“还有郭凯。他来见过我。会见记录、财务后台、几家壳公司,顺着查,会有人先慌。”
年轻男人沉默两秒,才开口:“你确定要拿这个往外带?”
郭河笑了一下,笑得发干。
“我现在还有别的能卖吗?”
他不是不知道这件事脏。
更不是不知道,把龙兰的身份抬上桌,等于亲手把过去那点没烂透的东西也一起撕开。
可比起愧疚,先冒出来的是价钱。
只要这消息够让外面那几个人不舒服,他就不是一块已经写好用途的烂肉。
他还能谈。
“她不是进去上班。”郭河压着嗓子,“她是进去翻账。你把这句话带出去,自然有人来找我谈。”
对面那人看着他,眼神已经从职业变成谨慎。
“你最好想清楚。”他说,“有些东西说出去,不是给你加筹码,是给你加速度。”
郭河握着话筒的手紧了紧。
“那也得先让他们知道,我手里有东西。
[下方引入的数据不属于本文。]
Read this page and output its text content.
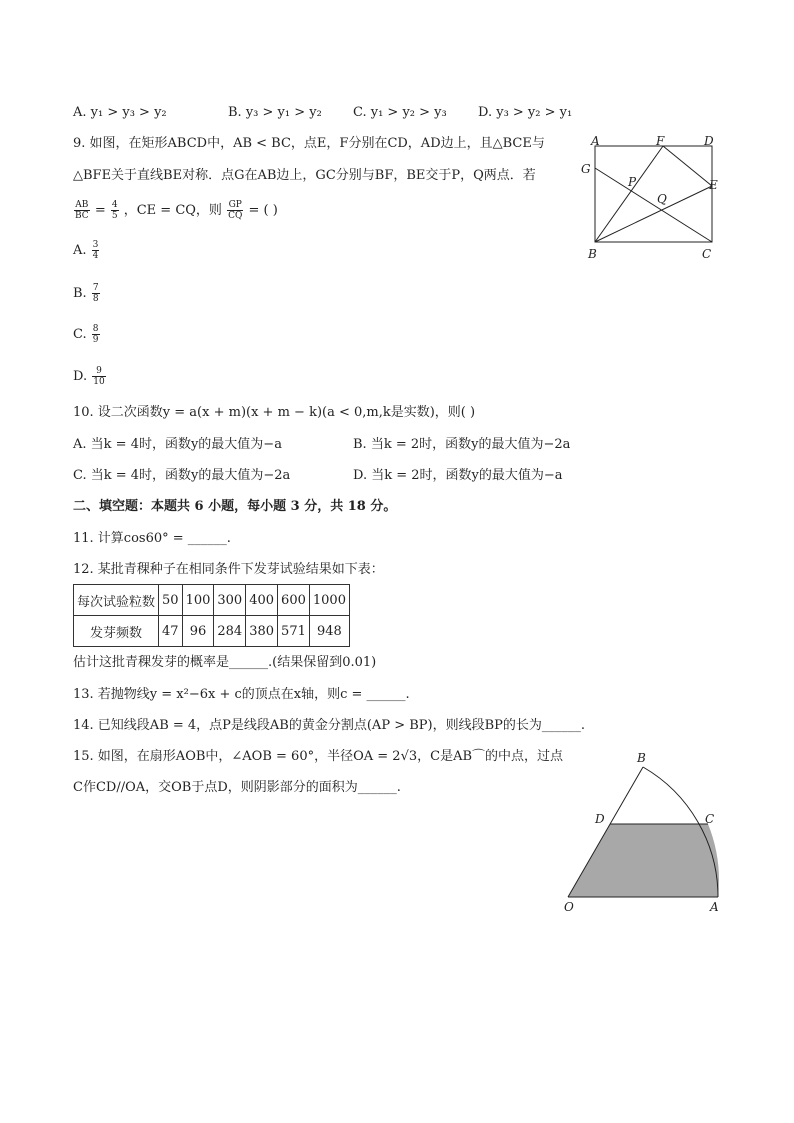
A. y₁ > y₃ > y₂	B. y₃ > y₁ > y₂ C. y₁ > y₂ > y₃ D. y₃ > y₂ > y₁
9. 如图，在矩形ABCD中，AB < BC，点E，F分别在CD，AD边上，且△BCE与
△BFE关于直线BE对称．点G在AB边上，GC分别与BF，BE交于P，Q两点．若
$\frac{AB}{BC} = \frac{4}{5}$ ，CE = CQ，则 $\frac{GP}{CQ}$ = ( )
A. $\frac{3}{4}$
B. $\frac{7}{8}$
C. $\frac{8}{9}$
D. $\frac{9}{10}$
A	F	D
G
P	E
Q
B	C
10. 设二次函数y = a(x + m)(x + m − k)(a < 0,m,k是实数)，则( )
A. 当k = 4时，函数y的最大值为−a	B. 当k = 2时，函数y的最大值为−2a
C. 当k = 4时，函数y的最大值为−2a	D. 当k = 2时，函数y的最大值为−a
二、填空题：本题共 6 小题，每小题 3 分，共 18 分。
11. 计算cos60° = ______.
12. 某批青稞种子在相同条件下发芽试验结果如下表：
每次试验粒数	50	100	300	400	600	1000
发芽频数	47	96	284	380	571	948
估计这批青稞发芽的概率是______.(结果保留到0.01)
13. 若抛物线y = x²−6x + c的顶点在x轴，则c = ______.
14. 已知线段AB = 4，点P是线段AB的黄金分割点(AP > BP)，则线段BP的长为______.
15. 如图，在扇形AOB中，∠AOB = 60°，半径OA = 2√3，C是AB⌒的中点，过点
C作CD//OA，交OB于点D，则阴影部分的面积为______.
B
D	C
O	A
”
会见时间到,男人起身,拿起公文包前又看了郭河一眼。
那一眼没有同情,只有一种很现实的避深。
门开了又关。
郭河坐在原地没动,胸口却第一次顶出一点像样的气。
他终于不只是等着别人定他值多少钱。
他也能给自己叫一次价了。
中午一点,龙腾金融二十五层,茶水间外。
打印机刚吐完一摞材料,纸边还带着热。女主管接过法务送来的两页会见回执,低头扫了一眼,眉头很轻地皱了下。
“里面那个还不安分?”她压低声音。
法务把嗓子也放低:“不只是翻案,提了秘书组。”
“哪一个?”
“没说全,就提了‘秘书身份’。”
女主管正要再问,郭凯从电梯口那边走过来,顺手把回执抽过去,翻了半页,扣回桌面。
“这种话别在外面说。”他语气很平。
法务立刻闭嘴。
龙兰抱着一叠待签文件,从旁边经过时,脚步只停了极短一下。
她没有往回看。
但“秘书身份”四个字已经像针一样扎进她后颈。
不是别人乱猜。
是郭河在里面,真的开始拿她开口了。